水は、常に動いて新しい空気を入れてやらなければ腐って死んでしまいます。新しいものをどんどん取り入れて澄んでいくものなのです。

そんな水と「僕」の心の対比がされている歌詞です。

「僕」の心は水のようではない、つまり新しい空気が入っておらず濁っています。

この歌詞は、「僕」の「君」に対する未練が強く表れている部分です。

「君」が「僕」に残した余韻が大きかったことが分かります。

逢いたくなったときの分まで

寂しくなったときの分まで

もう一回 もう一回

もう一回 もう一回

君を強く焼き付けたい

誰も皆 問題を抱えている

だけど素敵な明日を願っている

臆病風に吹かれて 波風がたった世界を

どれだけ愛することができるだろう?

これまで多く表れていた比喩表現とくらべて、直接的な表現の歌詞です。

儚いものだと分かっていながらも、

「君」との思い出を焼き付けたいと思っています。

花火のように美しい思い出、

儚いからこそ美しいのかもしれないものを、「僕」はこれからもずっと求めてしまうのでしょう。

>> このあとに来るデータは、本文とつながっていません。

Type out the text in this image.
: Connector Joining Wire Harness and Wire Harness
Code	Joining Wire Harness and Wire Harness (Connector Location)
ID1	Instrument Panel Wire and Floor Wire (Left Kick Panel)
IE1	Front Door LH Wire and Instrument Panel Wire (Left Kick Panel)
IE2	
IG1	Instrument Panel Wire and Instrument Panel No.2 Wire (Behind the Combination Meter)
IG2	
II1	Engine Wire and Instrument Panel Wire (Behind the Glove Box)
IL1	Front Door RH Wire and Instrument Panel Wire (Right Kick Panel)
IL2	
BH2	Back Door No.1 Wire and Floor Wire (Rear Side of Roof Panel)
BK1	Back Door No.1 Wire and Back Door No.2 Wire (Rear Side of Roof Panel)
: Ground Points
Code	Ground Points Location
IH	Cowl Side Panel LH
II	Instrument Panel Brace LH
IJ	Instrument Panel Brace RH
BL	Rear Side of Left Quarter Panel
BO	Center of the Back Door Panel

「僕」のそんな思いが詰まった言葉が「HANABI」のラストを飾り、私たちの胸に焼き付いていきます。

もう一回 もう一回

もう一回 もう一回


最後に

今回はMr.childrenの「HANABI」を儚さというテーマで考察しました。

別れてしまった恋人への思いと世界の儚さを、花火や水というテーマで表現した素晴らしい歌詞だと思います。

特に後半の「滞らないように~心であれたら」の部分は桜井さんの金魚の話ともリンクしていてグッとくるものがありますね!

私たちが生きるこの世界も永遠のようで、本当は花火のように儚いものなのかもしれません。